Data centers are in demand.
The growth of cloud computing and the subsequent challenge of powering big data has led to a data center construction boom.
A 2018 industry profile by Dun & Bradstreet predicts data center space to grow to 1.94 billion square feet worldwide in 2018. Much of the industry’s new construction aims to continue the trend toward energy-efficient buildings, shedding the label of “comatose power drains” issued by the New York Times in a 2012 article that claimed, “data centers can waste 90% or more of the electricity they pull off the grid.”
Since the early 2000’s, data-hosting organizations have sought to discard their profligate reputation by making their buildings more efficient and (if at all possible) environmentally responsible.
While more efficient than their early 21st century iterations, data centers continue to use a lot of electricity–up to 50 times more than standard office spaces—and subsequently face the high expense of large-scale electricity consumption.
Green data centers–those which are environmentally responsible and resource-efficient–aim to lower costs and create a more sustainable operation through improved design and by using more efficient equipment.

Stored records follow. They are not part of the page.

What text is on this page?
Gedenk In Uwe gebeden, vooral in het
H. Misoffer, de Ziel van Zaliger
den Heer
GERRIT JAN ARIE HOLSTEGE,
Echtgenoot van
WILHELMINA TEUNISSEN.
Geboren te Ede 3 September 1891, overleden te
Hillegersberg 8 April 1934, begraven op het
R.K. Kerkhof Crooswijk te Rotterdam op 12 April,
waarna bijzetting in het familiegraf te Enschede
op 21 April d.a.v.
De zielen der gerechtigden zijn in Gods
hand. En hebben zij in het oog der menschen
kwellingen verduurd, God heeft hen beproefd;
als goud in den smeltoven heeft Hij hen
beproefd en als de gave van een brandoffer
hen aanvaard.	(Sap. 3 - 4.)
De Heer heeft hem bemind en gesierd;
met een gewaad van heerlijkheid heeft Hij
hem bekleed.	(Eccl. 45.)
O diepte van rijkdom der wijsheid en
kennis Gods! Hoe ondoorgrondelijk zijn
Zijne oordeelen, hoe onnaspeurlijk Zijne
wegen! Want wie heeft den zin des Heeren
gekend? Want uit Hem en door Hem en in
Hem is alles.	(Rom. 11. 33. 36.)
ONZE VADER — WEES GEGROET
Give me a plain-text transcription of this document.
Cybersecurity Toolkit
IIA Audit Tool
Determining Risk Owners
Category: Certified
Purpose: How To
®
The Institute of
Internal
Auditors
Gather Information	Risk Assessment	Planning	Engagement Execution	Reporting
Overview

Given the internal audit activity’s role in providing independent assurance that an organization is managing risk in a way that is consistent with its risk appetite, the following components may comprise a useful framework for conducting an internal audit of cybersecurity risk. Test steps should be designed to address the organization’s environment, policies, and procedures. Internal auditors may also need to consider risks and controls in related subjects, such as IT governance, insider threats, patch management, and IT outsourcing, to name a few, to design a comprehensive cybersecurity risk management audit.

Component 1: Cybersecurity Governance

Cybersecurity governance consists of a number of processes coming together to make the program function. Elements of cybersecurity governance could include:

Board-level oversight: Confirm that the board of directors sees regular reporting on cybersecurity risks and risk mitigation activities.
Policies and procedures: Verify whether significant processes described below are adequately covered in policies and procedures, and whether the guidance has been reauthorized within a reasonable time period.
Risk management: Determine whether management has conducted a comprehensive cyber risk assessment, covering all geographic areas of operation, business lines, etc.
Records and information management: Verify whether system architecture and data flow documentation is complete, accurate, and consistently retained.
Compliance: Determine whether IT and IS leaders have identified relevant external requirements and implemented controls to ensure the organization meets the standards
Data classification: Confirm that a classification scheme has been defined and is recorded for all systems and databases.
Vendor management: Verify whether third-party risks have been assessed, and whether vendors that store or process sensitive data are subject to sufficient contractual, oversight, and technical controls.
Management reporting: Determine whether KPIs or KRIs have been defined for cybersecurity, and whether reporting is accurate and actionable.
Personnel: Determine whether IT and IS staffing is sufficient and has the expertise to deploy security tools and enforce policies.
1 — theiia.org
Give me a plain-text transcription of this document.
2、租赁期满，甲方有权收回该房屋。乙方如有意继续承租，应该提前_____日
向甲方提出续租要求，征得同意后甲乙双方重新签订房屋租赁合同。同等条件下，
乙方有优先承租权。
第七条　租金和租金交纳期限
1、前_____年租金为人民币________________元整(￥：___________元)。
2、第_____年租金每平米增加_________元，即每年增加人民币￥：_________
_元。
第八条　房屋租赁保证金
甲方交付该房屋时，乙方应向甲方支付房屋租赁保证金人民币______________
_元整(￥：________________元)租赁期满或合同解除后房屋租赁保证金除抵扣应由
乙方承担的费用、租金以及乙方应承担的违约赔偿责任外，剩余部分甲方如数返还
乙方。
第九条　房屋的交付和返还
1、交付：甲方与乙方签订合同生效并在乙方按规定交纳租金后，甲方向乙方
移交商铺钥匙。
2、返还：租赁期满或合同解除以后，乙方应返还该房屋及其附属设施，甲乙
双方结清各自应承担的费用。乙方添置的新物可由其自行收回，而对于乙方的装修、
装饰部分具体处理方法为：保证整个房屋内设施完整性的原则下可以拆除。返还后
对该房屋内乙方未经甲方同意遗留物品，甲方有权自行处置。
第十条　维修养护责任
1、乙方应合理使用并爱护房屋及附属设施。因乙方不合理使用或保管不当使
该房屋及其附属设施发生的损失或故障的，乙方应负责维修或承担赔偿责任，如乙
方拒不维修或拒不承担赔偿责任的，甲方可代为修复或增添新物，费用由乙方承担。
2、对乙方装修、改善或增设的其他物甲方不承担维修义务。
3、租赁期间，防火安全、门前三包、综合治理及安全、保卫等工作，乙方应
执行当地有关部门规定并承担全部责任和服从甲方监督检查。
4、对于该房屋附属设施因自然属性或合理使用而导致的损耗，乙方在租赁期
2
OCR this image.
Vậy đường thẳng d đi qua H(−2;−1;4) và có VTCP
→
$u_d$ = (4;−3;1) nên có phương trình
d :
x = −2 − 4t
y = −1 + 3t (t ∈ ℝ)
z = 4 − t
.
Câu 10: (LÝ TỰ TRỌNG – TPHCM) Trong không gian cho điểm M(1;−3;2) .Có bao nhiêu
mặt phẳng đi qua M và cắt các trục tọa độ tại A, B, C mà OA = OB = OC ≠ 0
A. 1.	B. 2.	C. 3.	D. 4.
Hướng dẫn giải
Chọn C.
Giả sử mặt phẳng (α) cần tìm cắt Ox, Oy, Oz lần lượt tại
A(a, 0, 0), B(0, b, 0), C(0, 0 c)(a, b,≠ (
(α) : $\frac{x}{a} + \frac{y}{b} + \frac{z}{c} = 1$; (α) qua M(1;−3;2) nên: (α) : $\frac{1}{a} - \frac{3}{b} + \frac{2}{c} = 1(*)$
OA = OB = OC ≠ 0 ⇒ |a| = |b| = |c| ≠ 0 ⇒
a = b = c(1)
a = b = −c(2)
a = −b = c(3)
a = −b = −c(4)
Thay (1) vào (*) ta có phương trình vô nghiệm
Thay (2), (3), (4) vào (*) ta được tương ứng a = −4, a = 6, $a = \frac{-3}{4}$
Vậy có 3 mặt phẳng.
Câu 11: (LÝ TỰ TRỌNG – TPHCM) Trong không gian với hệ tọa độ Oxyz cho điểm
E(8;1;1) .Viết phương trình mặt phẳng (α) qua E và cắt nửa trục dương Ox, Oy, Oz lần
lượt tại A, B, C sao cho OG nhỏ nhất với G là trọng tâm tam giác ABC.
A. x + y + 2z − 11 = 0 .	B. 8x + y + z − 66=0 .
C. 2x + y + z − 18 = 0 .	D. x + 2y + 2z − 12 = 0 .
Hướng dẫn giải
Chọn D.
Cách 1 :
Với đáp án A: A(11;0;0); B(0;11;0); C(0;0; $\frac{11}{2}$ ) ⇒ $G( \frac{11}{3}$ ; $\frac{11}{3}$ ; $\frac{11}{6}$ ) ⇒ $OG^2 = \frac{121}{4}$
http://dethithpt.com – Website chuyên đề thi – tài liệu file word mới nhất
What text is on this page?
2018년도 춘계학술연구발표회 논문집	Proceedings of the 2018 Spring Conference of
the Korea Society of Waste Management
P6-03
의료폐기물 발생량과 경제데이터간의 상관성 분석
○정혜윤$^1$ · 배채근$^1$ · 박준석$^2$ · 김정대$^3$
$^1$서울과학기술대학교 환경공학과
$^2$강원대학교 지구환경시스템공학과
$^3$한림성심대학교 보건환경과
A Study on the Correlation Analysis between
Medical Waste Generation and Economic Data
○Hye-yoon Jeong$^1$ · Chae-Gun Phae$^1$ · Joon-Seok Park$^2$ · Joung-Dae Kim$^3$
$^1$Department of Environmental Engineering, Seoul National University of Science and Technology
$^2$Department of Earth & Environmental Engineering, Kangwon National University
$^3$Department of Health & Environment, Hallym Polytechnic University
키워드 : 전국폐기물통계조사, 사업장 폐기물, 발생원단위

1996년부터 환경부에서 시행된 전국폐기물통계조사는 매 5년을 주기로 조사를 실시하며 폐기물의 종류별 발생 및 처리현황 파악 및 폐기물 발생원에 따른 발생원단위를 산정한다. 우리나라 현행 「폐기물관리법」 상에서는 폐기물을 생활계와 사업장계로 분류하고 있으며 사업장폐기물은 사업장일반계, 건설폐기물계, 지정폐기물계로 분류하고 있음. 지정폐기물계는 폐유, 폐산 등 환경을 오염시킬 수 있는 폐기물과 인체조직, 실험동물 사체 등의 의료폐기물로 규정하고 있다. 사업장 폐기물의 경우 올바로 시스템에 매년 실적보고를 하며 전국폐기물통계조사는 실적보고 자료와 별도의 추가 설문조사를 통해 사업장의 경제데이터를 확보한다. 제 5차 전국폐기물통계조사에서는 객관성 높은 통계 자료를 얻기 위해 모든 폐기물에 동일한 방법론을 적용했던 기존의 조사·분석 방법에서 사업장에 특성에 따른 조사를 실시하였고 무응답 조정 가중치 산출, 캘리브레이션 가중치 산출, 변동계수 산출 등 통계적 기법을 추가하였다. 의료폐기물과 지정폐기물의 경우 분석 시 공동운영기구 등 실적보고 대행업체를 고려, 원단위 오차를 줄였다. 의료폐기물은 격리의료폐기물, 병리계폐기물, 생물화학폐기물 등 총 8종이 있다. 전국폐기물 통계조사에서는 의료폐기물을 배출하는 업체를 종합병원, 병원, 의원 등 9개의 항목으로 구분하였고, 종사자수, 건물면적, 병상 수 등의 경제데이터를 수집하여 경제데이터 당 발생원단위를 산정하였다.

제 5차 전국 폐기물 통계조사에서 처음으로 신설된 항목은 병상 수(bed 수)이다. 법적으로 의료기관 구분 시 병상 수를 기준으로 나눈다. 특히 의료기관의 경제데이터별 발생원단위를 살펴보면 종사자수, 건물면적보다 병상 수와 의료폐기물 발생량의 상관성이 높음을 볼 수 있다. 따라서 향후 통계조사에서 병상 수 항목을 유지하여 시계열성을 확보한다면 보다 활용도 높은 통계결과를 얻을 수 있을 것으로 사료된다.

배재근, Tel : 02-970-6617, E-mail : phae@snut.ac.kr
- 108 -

According to the London-based research organization Technavio, the green data center market is expected to grow at a compound annual rate of about 15% by 2021.
Data hosting organizations that have upgraded their existing facilities to be more energy efficient may be eligible to earn money for the permanent reduction of their electric demand.
That’s because the data center industry’s recent push toward a more efficient and sustainable future comes at a serendipitous time when energy markets around the country are working to reduce demand via energy efficiency investments and to integrate distributed energy resources (DERs) onto their energy grids in an attempt to diversify their fuel mixes.
Right now and for the foreseeable future, grid operators and electric utilities in each of the nation’s six deregulated energy markets have created a wealth of incentive programs to encourage commercial and industrial organizations to invest in energy efficiency and to monetize their generation capacity.
Energy Efficiency: Earn money for permanently reducing demand
Organizations that have recently upgraded their data center facilities by way of installing high-efficiency HVAC equipment, investing in more energy efficient IT technologies, improving airflow or data management and more may be eligible to earn money for their energy-reducing efforts.
Energy Efficiency (EE) is the permanent reduction of electrical demand through the installation of efficient systems, including improvements or upgrades to building infrastructure, mechanical systems, existing equipment or new devices.
In some energy markets in the US (PJM and New England, for example) organizations can earn money for these permanent reductions in demand by partnering with a licensed demand-side management company who can offer these “negawatts” (capacity from conservation rather than power generation) into the Independent System Operator’s (ISO) forward capacity market.
Many electric utilities offer incentives to organizations that have permanently reduced demand through energy efficiency projects. These opportunities create another revenue stream to either decrease project paybacks or allow for reinvestment for future projects.
Demand Response & DERs: earn money for helping the grid
Most data centers are powered by electricity from the grid, which is susceptible to outages due to the demand for energy outpacing the grid’s ability to supply it.
Data centers can’t afford to be down due to a brownout or blackout for a single second, lest they risk losing their customers forever.
The use of on-site power generation is, therefore, a ubiquitous practice amongst data centers. While primarily seen as a reliability resource of paramount importance, a data center’s generation capacity can also be a revenue-generating asset for organizations that participate in demand-side energy management, particularly demand response.
When the grid is stressed and demand for electricity exceeds supply, the grid operator must work to restore the balance.
Instead of calling for the generation of more energy at great expense to consumers and the environment, the grid operator can offset the imbalance by calling on commercial and industrial organizations to reduce the amount of electricity being consumed from the grid when demand exceeds supply.
That’s demand response–programs that pay organizations to reduce electricity usage during times of grid stress or high energy prices.
For data centers with on-site backup generation, earning money through demand response participation is possible without sacrificing service to customers. That’s because a properly permitted backup generator can play a starring role in an energy curtailment strategy that can lead to significant earnings for data centers.
When selecting a company to guide your demand-side energy management, it’s important to consider the company’s scope of demand-side expertise. Do they serve the markets where your properties reside? Does the company specialize in one type of demand-side energy management, or is it equally skilled in a wide range of energy asset monetization practices?
Most importantly, a demand-side energy management partner should earn your trust in every aspect of the relationship your organizations share.
Demand-side energy management is not a one-size-fits-all exercise. No two buildings are alike and every data center organization is unique in its complexities.
Like your business, your demand-side energy management strategy should evolve and refine over time, forever in pursuit of perfection as energy markets continue to change and your needs as an organization evolve.